My previous experience at a major bank made me see that banks like sticky customers who they can sell as many products to as possible. Unfortunately what I also found is that they are not so good in proactively reviewing the loan of existing customers.

bank-manager-png-600Selling as many products to each customer was a very big focus for the bank.

Even if you had written your home loans targets, the banks wanted more from their customers, ‘Why not sell them credit cards, the insurance on their car, income protection, personal loans, different transaction accounts?”

At times I refused to sell a credit card because I just knew an additional credit would not work for them, some people just aren’t good with credit cards as the funds are easily spent and it can have harmful effects on their credit ratings.

Despite the knowledge, the bank pushed on with their strategy of creating a sticky customer

For home loans the banks have a standard variable rate, it’s their headline rate.

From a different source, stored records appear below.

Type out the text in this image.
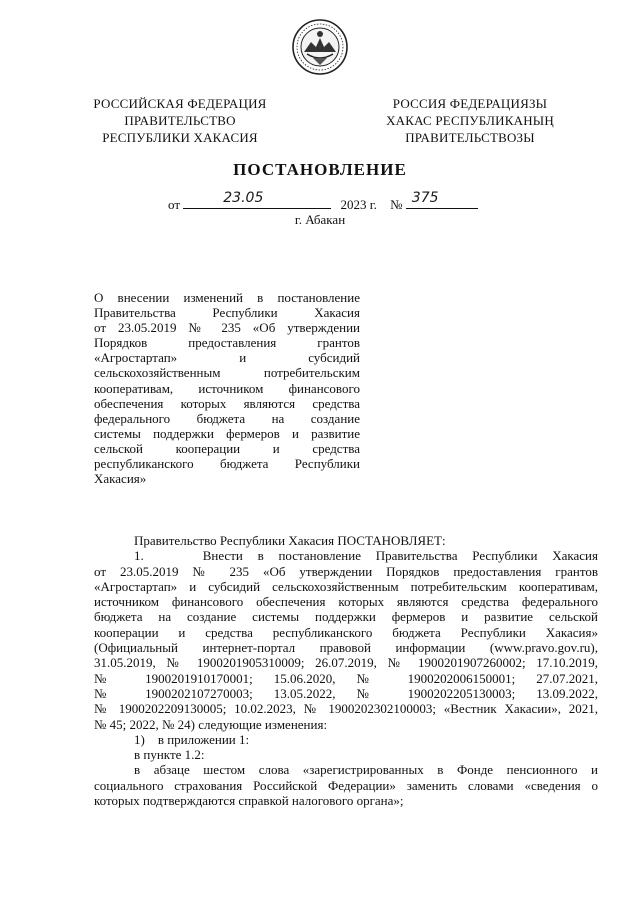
РОССИЙСКАЯ ФЕДЕРАЦИЯ
ПРАВИТЕЛЬСТВО
РЕСПУБЛИКИ ХАКАСИЯ
РОССИЯ ФЕДЕРАЦИЯЗЫ
ХАКАС РЕСПУБЛИКАНЫҢ
ПРАВИТЕЛЬСТВОЗЫ
ПОСТАНОВЛЕНИЕ
от	23.05	2023 г. № 375
г. Абакан
О внесении изменений в постановление
Правительства Республики Хакасия
от 23.05.2019 № 235 «Об утверждении
Порядков предоставления грантов
«Агростартап» и субсидий
сельскохозяйственным потребительским
кооперативам, источником финансового
обеспечения которых являются средства
федерального бюджета на создание
системы поддержки фермеров и развитие
сельской кооперации и средства
республиканского бюджета Республики
Хакасия»
Правительство Республики Хакасия ПОСТАНОВЛЯЕТ:
1.    Внести в постановление Правительства Республики Хакасия
от 23.05.2019 № 235 «Об утверждении Порядков предоставления грантов
«Агростартап» и субсидий сельскохозяйственным потребительским кооперативам,
источником финансового обеспечения которых являются средства федерального
бюджета на создание системы поддержки фермеров и развитие сельской
кооперации и средства республиканского бюджета Республики Хакасия»
(Официальный интернет-портал правовой информации (www.pravo.gov.ru),
31.05.2019, № 1900201905310009; 26.07.2019, № 1900201907260002; 17.10.2019,
№ 1900201910170001; 15.06.2020, № 1900202006150001; 27.07.2021,
№ 1900202107270003; 13.05.2022, № 1900202205130003; 13.09.2022,
№ 1900202209130005; 10.02.2023, № 1900202302100003; «Вестник Хакасии», 2021,
№ 45; 2022, № 24) следующие изменения:
1)    в приложении 1:
в пункте 1.2:
в абзаце шестом слова «зарегистрированных в Фонде пенсионного и
социального страхования Российской Федерации» заменить словами «сведения о
которых подтверждаются справкой налогового органа»;
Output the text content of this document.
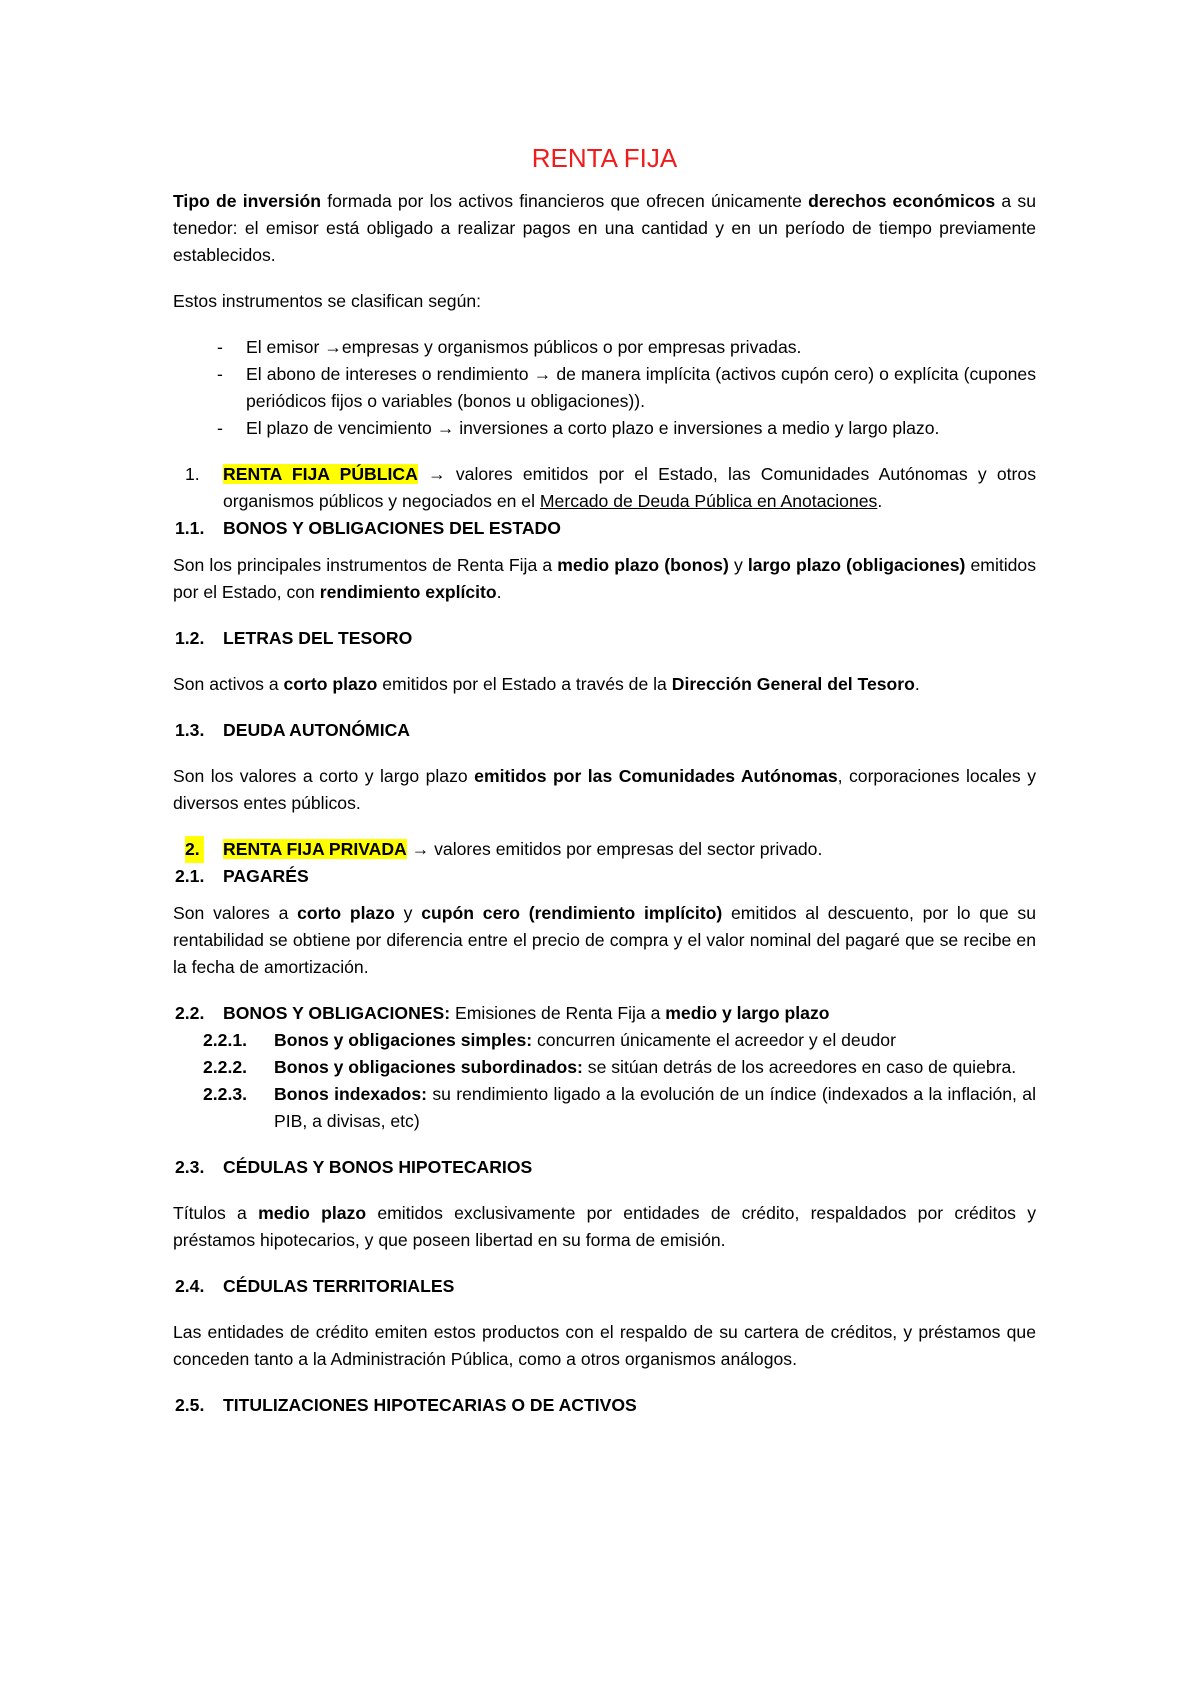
RENTA FIJA

Tipo de inversión formada por los activos financieros que ofrecen únicamente derechos económicos a su tenedor: el emisor está obligado a realizar pagos en una cantidad y en un período de tiempo previamente establecidos.

Estos instrumentos se clasifican según:

- El emisor →empresas y organismos públicos o por empresas privadas.

- El abono de intereses o rendimiento → de manera implícita (activos cupón cero) o explícita (cupones periódicos fijos o variables (bonos u obligaciones)).

- El plazo de vencimiento → inversiones a corto plazo e inversiones a medio y largo plazo.

1. RENTA FIJA PÚBLICA → valores emitidos por el Estado, las Comunidades Autónomas y otros organismos públicos y negociados en el Mercado de Deuda Pública en Anotaciones.

1.1. BONOS Y OBLIGACIONES DEL ESTADO

Son los principales instrumentos de Renta Fija a medio plazo (bonos) y largo plazo (obligaciones) emitidos por el Estado, con rendimiento explícito.

1.2. LETRAS DEL TESORO

Son activos a corto plazo emitidos por el Estado a través de la Dirección General del Tesoro.

1.3. DEUDA AUTONÓMICA

Son los valores a corto y largo plazo emitidos por las Comunidades Autónomas, corporaciones locales y diversos entes públicos.

2. RENTA FIJA PRIVADA → valores emitidos por empresas del sector privado.

2.1. PAGARÉS

Son valores a corto plazo y cupón cero (rendimiento implícito) emitidos al descuento, por lo que su rentabilidad se obtiene por diferencia entre el precio de compra y el valor nominal del pagaré que se recibe en la fecha de amortización.

2.2. BONOS Y OBLIGACIONES: Emisiones de Renta Fija a medio y largo plazo

2.2.1. Bonos y obligaciones simples: concurren únicamente el acreedor y el deudor

2.2.2. Bonos y obligaciones subordinados: se sitúan detrás de los acreedores en caso de quiebra.

2.2.3. Bonos indexados: su rendimiento ligado a la evolución de un índice (indexados a la inflación, al PIB, a divisas, etc)

2.3. CÉDULAS Y BONOS HIPOTECARIOS

Títulos a medio plazo emitidos exclusivamente por entidades de crédito, respaldados por créditos y préstamos hipotecarios, y que poseen libertad en su forma de emisión.

2.4. CÉDULAS TERRITORIALES

Las entidades de crédito emiten estos productos con el respaldo de su cartera de créditos, y préstamos que conceden tanto a la Administración Pública, como a otros organismos análogos.

2.5. TITULIZACIONES HIPOTECARIAS O DE ACTIVOS
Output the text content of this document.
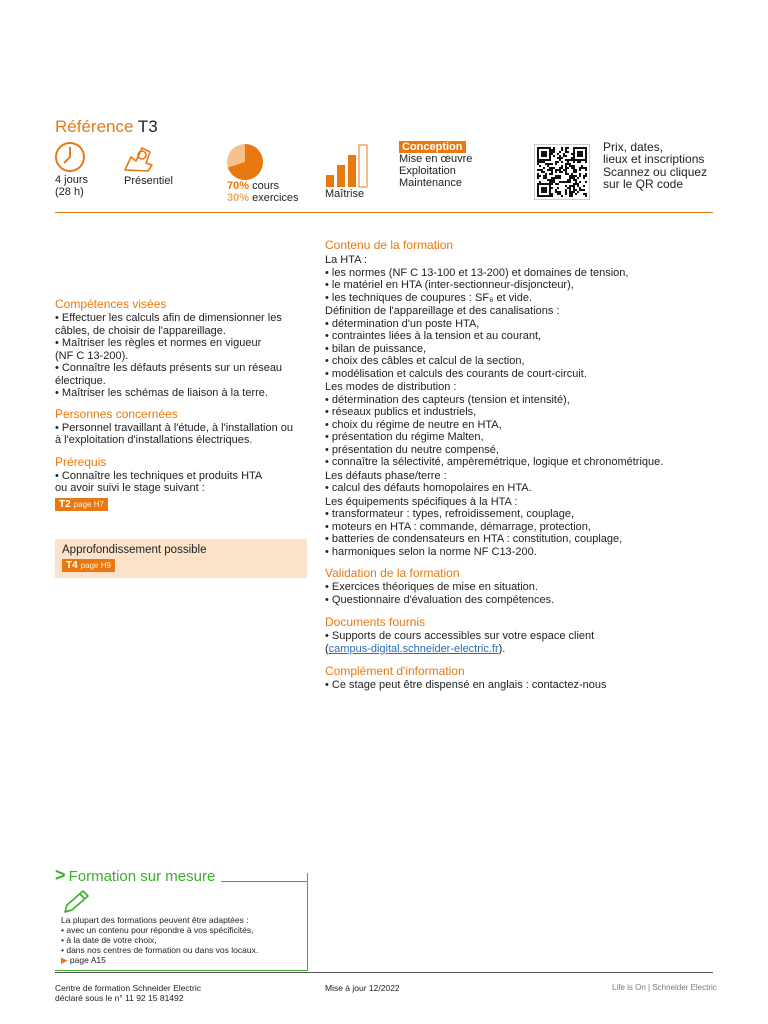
Référence T3
4 jours
(28 h)
Présentiel	70% cours
30% exercices Maîtrise
Conception
Mise en œuvre
Exploitation
Maintenance
Prix, dates,
lieux et inscriptions
Scannez ou cliquez
sur le QR code
Compétences visées
• Effectuer les calculs afin de dimensionner les
câbles, de choisir de l'appareillage.
• Maîtriser les règles et normes en vigueur
(NF C 13-200).
• Connaître les défauts présents sur un réseau
électrique.
• Maîtriser les schémas de liaison à la terre.
Personnes concernées
• Personnel travaillant à l'étude, à l'installation ou
à l'exploitation d'installations électriques.
Prérequis
• Connaître les techniques et produits HTA
ou avoir suivi le stage suivant :
T2 page H7
Approfondissement possible
T4 page H9
Contenu de la formation
La HTA :
• les normes (NF C 13-100 et 13-200) et domaines de tension,
• le matériel en HTA (inter-sectionneur-disjoncteur),
• les techniques de coupures : SF₆ et vide.
Définition de l'appareillage et des canalisations :
• détermination d'un poste HTA,
• contraintes liées à la tension et au courant,
• bilan de puissance,
• choix des câbles et calcul de la section,
• modélisation et calculs des courants de court-circuit.
Les modes de distribution :
• détermination des capteurs (tension et intensité),
• réseaux publics et industriels,
• choix du régime de neutre en HTA,
• présentation du régime Malten,
• présentation du neutre compensé,
• connaître la sélectivité, ampèremétrique, logique et chronométrique.
Les défauts phase/terre :
• calcul des défauts homopolaires en HTA.
Les équipements spécifiques à la HTA :
• transformateur : types, refroidissement, couplage,
• moteurs en HTA : commande, démarrage, protection,
• batteries de condensateurs en HTA : constitution, couplage,
• harmoniques selon la norme NF C13-200.
Validation de la formation
• Exercices théoriques de mise en situation.
• Questionnaire d'évaluation des compétences.
Documents fournis
• Supports de cours accessibles sur votre espace client
(campus-digital.schneider-electric.fr).
Complément d'information
• Ce stage peut être dispensé en anglais : contactez-nous
> Formation sur mesure
La plupart des formations peuvent être adaptées :
• avec un contenu pour répondre à vos spécificités,
• à la date de votre choix,
• dans nos centres de formation ou dans vos locaux.
▶ page A15
Centre de formation Schneider Electric
déclaré sous le n° 11 92 15 81492
Mise à jour 12/2022	Life is On | Schneider Electric
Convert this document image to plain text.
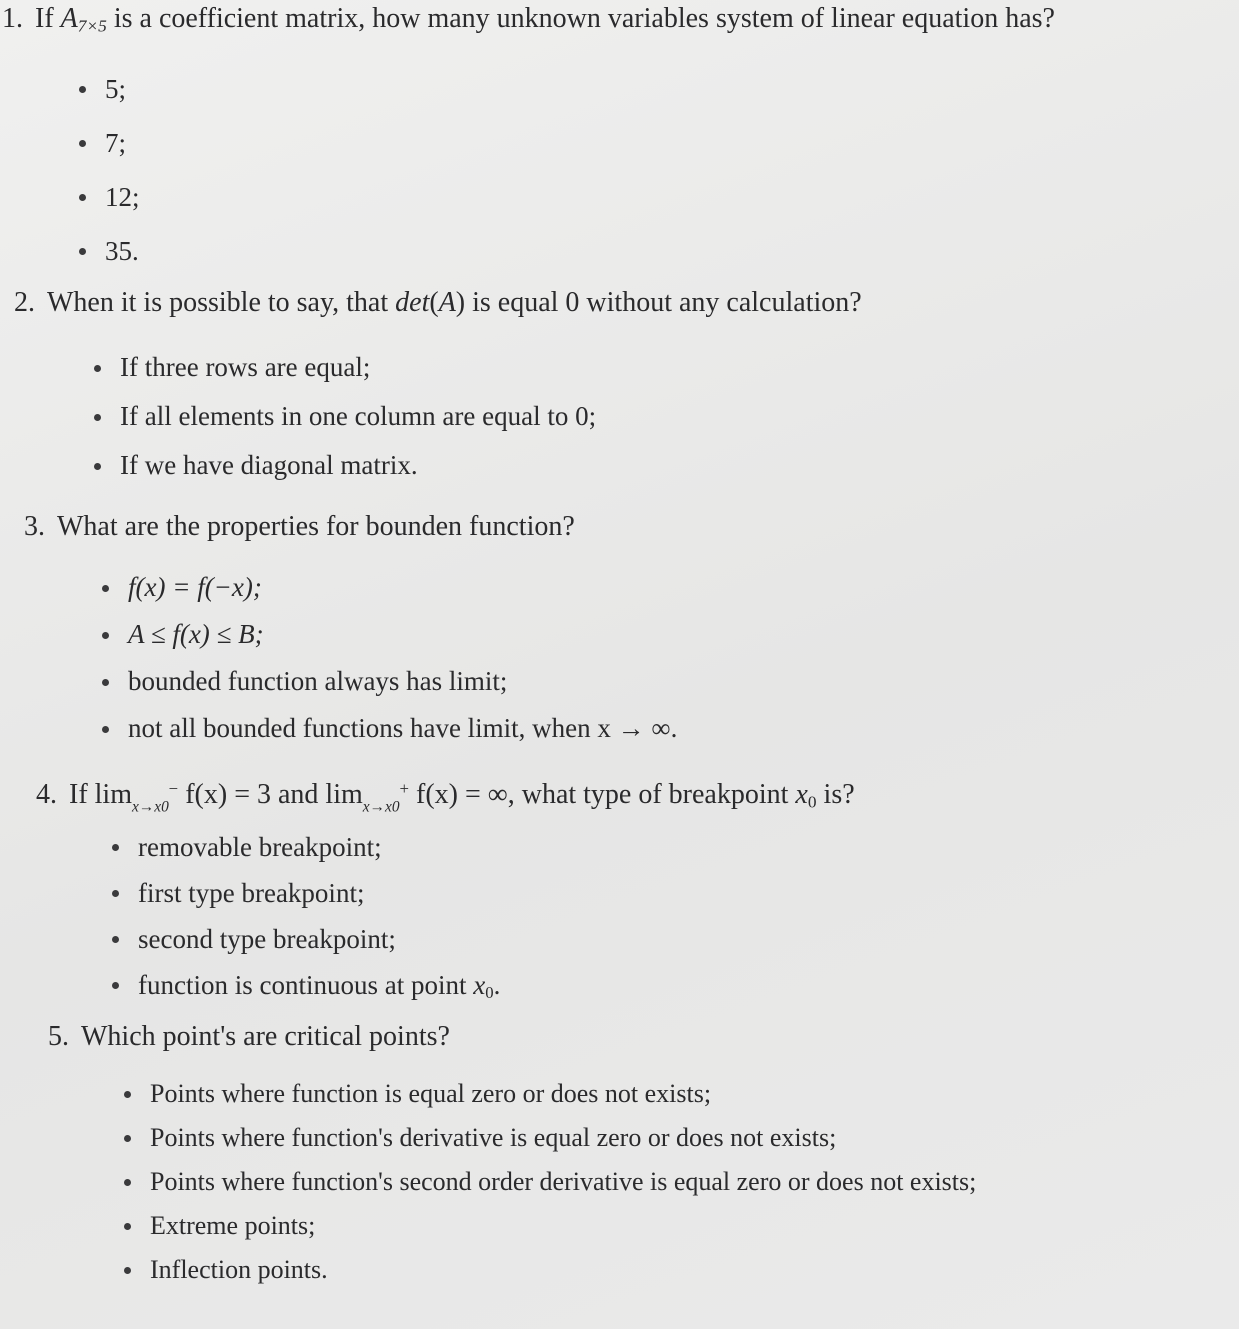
1. If $A_{7\times 5}$ is a coefficient matrix, how many unknown variables system of linear equation has?
5;
7;
12;
35.
2. When it is possible to say, that det(A) is equal 0 without any calculation?
If three rows are equal;
If all elements in one column are equal to 0;
If we have diagonal matrix.
3. What are the properties for bounden function?
f(x) = f(−x);
A ≤ f(x) ≤ B;
bounded function always has limit;
not all bounded functions have limit, when x → ∞.
4. If $\lim_{x\to x0}^- f(x) = 3$ and $\lim_{x\to x0}^+ f(x)$ = ∞, what type of breakpoint $x_0$ is?
removable breakpoint;
first type breakpoint;
second type breakpoint;
function is continuous at point $x_0$.
5. Which point's are critical points?
Points where function is equal zero or does not exists;
Points where function's derivative is equal zero or does not exists;
Points where function's second order derivative is equal zero or does not exists;
Extreme points;
Inflection points.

To win new business the banks will offer a discounted rate, For example, if their rate is 5% they may offer a new customer a 1% discount, a competitive 4% home loan rate.

However, as time moves on some banks offer a further incentive to win new business which may mean a new customer receives a discount of 1.4% and their rate is 3.6% whereas the previous customer I mentioned is still at 4%.

The strategy of focusing on new business means existing customers are not obtaining the best value from their bank and if they have a number of products it makes it more difficult to swap to another bank.

For many generations, people trusted the banks because they are so big and renowned and that’s the way it was. Unfortunately, the trust factor has eroded as they continue to offer new customers greater discounts than their existing customers. Very rarely do you see a bank thank their loyal customers by proactively offering to review their rate and going one step further by lowering the rate in line with the discounts offer to a new customer. The bank’s focus is on profitability and shareholder value.

I was never comfortable with this strategy. So many customers would make contact and ask if the new deals were available to them and it hurt to have to say “Sorry mate, they are really good rates, but it’s only for new business.”

It is why I left and became a Mortgage Broker. I feel as a mortgage broker I can keep things honest.

As a mortgage broker, I can proactively review my customer’s loans to make sure they are as competitive as possible and saving money. The opportunity to be proactive also helps my business as my existing customers appreciate the support and offer referral to their family and friends.

In our business, the systems and processes we’ve developed ensure we stay in touch with our clients. We review their loan, the interest rate and identify opportunity where we can save them money.

We often let them know that we’ll call their existing lender on their behalf and ask them what their prepared to do to keep the clients business. Nine times out of 10, the lender will simply reduce the rate to match other offers and it becomes a big win for our clients.

As a mortgage broker, we need to be proactive.

When a customer calls a mortgage broker to review their home loan it is important we provide as much assistance as possible. For whatever reason, most customers don’t ask questions or don’t know how to review their own loans. We don’t expect them to review their own cars when they get them serviced, that’s why they take it to a mechanic. It’s the same principle with a mortgage.

If the banks don’t support existing clients, then they lose business. It’s as simple as that.